How One State Plans to Wipe Out Sexism at Work in a Single Bill
Written by Bruce Covert
On Thursday, Minnesota state lawmakers unveiled the “Women’s Economic Security Act of 2014,” a legislative package “designed to break down barriers to economic progress facing women – and all Minnesotans,” according to the release. Among the pieces of the package are paid sick leave, a raise in the minimum wage to $9.50, and expanded access to high-quality, affordable childcare.
“The Women’s Economic Security Act aims to break down barriers to economic progress so that women — and all Minnesotans — have a fair opportunity to succeed,” Paul Thissen (D), speaker of the Minnesota House, said of the package. It also includes other measures aimed at helping working women. Private companies contracted by the state would be required to report on pay equity among their workers. The state’s Parental Leave Act, which guarantees workers six unpaid weeks off for the arrival of a new child, would be expanded. It would encourage women to enter non-traditional, high-wage occupations and boost small businesses owned by women. And it would bolster existing protections for victims of domestic violence. State Sen. Sandy Pappas (D) and Rep. Carly Melin (D) will be the chief authors of the package.
While other states are working on legislation similar to different pieces of the package, putting them all together is less common but starting to come into vogue. A group of state Senators in Nebraska put forward a package last week similar to Minnesota’s, which included a minimum wage raise to $9, paid sick leave, paid family leave and an expansion of the state’s Earned Income Tax Credit for low-income families. New York Gov. Andrew Cuomo (D) put forward a Women’s Equality Agenda last year that combined protections for pregnant workers, a ban on salary secrecy and an expansion of women’s access to abortion.
Federal lawmakers have similarly taken a comprehensive approach to women’s equality. Reps. Nancy Pelosi (D-CA) and Rosa DeLauro (D-CT) outlined their “When Women Succeed, America Succeeds” agenda in July, which brings together universal childcare, a minimum wage increase, paid sick leave and the Paycheck Fairness Act. Sen. Kirsten Gillibrand (D-NY) outlined a five-point “American Opportunity Plan” that includes paid family leave, raising the minimum wage, affordable childcare and the Paycheck Fairness Act.
President Obama has also talked about women’s equality and touched on all of these issues, although doesn’t always put them together. He has called for a minimum wage increase to $10.10 an hour, the creation of a universal preschool program, paid leave and legislation aimed at closing the gender wage gap.
State lawmakers are also working on various aspects of these packages on their own. States across the country are pushing to raise their minimum wages through legislation or ballot initiatives, and those that already have higher wages have smaller gender wage gaps. Newark passed the country’s eighth paid sick leave law on Tuesday, and at least seven states are working on similar legislation. Paid leave is less common — just three states have passed policies, while Massachusetts and New York have pending bills.

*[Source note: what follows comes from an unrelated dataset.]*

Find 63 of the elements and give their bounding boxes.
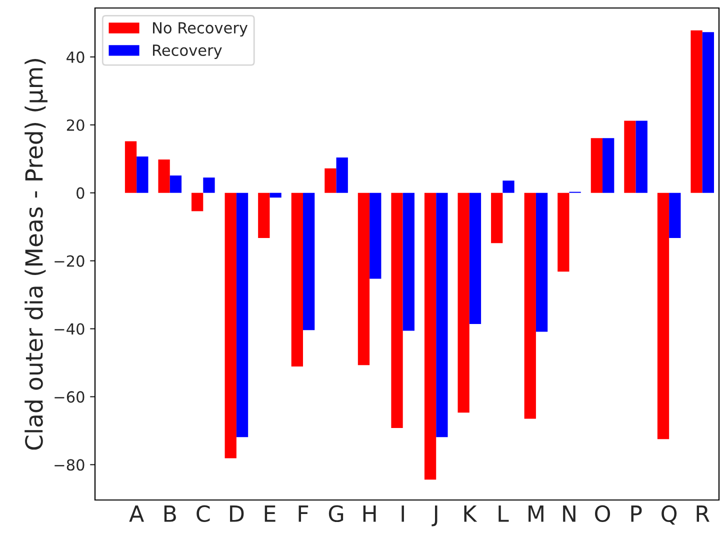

The comprehensive approach gets at various ways that workplace policies still don’t favor women. They make just 77 cents, on average, for every dollar a man makes, and the gap hasn’t closed significantly in five years. Part of that picture is that they make up two-thirds of minimum wage workers, who haven’t seen a raise in more than four years. New parents are only guaranteed unpaid time off, which means a quarter of women quit or lose their jobs when they need to take leave. Just half of the country’s three-year-olds and 69 percent of four-year-olds are enrolled in preschool programs, yet the cost of private childcare is now more than what the average family spends on rent or food, making it difficult for working mothers (and fathers) to get to work. Forty percent of private sector workers don’t have access to paid leave when they get sick or to care for a sick family member, forcing many parents to choose between their jobs and the care of their children.